State v. Gennoe

851 S.W.2d 833, 1992 Tenn. Crim. App. LEXIS 622
CourtCourt of Criminal Appeals of Texas
DecidedJuly 16, 1992
StatusPublished
Cited by40 cases

This text of 851 S.W.2d 833 (State v. Gennoe) is published on Counsel Stack Legal Research, covering Court of Criminal Appeals of Texas primary law. Counsel Stack provides free access to over 12 million legal documents including statutes, case law, regulations, and constitutions.

Bluebook
State v. Gennoe, 851 S.W.2d 833, 1992 Tenn. Crim. App. LEXIS 622 (Tex. 1992).

Opinion

OPINION

WADE, Judge.

The defendant, Tony Gennoe, and his co-defendant, Randy Knox, were tried for aggravated rape and aggravated kidnapping. The jury received instructions on the lesser offense of sexual battery. Each was found guilty of facilitation of sexual battery, a Class A misdemeanor. The defendant was sentenced to 11 months and 29 days in the county jail. No fine was imposed.

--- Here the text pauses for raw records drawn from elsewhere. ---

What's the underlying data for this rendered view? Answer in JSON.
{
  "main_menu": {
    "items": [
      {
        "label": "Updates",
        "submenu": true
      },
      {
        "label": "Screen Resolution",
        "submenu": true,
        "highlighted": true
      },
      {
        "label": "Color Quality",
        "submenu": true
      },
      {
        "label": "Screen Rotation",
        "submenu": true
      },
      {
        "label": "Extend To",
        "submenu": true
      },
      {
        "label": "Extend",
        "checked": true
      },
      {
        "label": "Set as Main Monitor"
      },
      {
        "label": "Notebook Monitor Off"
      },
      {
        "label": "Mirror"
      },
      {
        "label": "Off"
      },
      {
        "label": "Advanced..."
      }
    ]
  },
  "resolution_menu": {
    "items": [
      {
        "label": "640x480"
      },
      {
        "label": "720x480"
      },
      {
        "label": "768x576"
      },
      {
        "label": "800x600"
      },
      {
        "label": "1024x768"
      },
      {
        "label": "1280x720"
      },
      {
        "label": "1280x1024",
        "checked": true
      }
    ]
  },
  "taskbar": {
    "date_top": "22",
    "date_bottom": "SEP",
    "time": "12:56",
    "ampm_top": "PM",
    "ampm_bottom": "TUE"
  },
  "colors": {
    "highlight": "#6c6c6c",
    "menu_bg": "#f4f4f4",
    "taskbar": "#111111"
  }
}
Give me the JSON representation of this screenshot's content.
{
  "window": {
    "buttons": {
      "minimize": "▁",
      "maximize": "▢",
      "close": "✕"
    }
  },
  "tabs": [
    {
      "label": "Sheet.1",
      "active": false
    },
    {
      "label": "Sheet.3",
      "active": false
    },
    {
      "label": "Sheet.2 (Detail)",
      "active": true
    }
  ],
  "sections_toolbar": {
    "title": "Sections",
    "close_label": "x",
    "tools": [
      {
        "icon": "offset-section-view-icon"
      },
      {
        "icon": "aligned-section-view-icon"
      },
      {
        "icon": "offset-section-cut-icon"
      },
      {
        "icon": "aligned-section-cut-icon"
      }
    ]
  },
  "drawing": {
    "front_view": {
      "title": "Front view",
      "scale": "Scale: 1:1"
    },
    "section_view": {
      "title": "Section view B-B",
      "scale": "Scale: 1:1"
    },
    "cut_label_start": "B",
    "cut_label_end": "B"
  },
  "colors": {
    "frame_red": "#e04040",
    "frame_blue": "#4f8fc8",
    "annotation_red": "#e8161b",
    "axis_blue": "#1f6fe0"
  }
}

Two issues have been presented for review:

(1) whether the jury’s failure to convict Knox of sexual battery barred the defendant’s conviction for facilitation of sexual battery; and
(2) whether the trial court erred by denying probation.

We affirm.

The proof presented a classic jury question. The victim, a student at Tennessee Wesleyan College, made plans to celebrate her twentieth birthday. She was to meet her roommate and a few other friends at Mark Gibson’s apartment at midnight. During the course of the evening, the victim drank a few beers with another friend, Melody Barker, and went to a night club. Barker then dropped her off at Gibson’s apartment at approximately 11:45 P.M. No [835]*835one was there. After waiting for several minutes, the victim decided to walk the half-mile distance to her dorm.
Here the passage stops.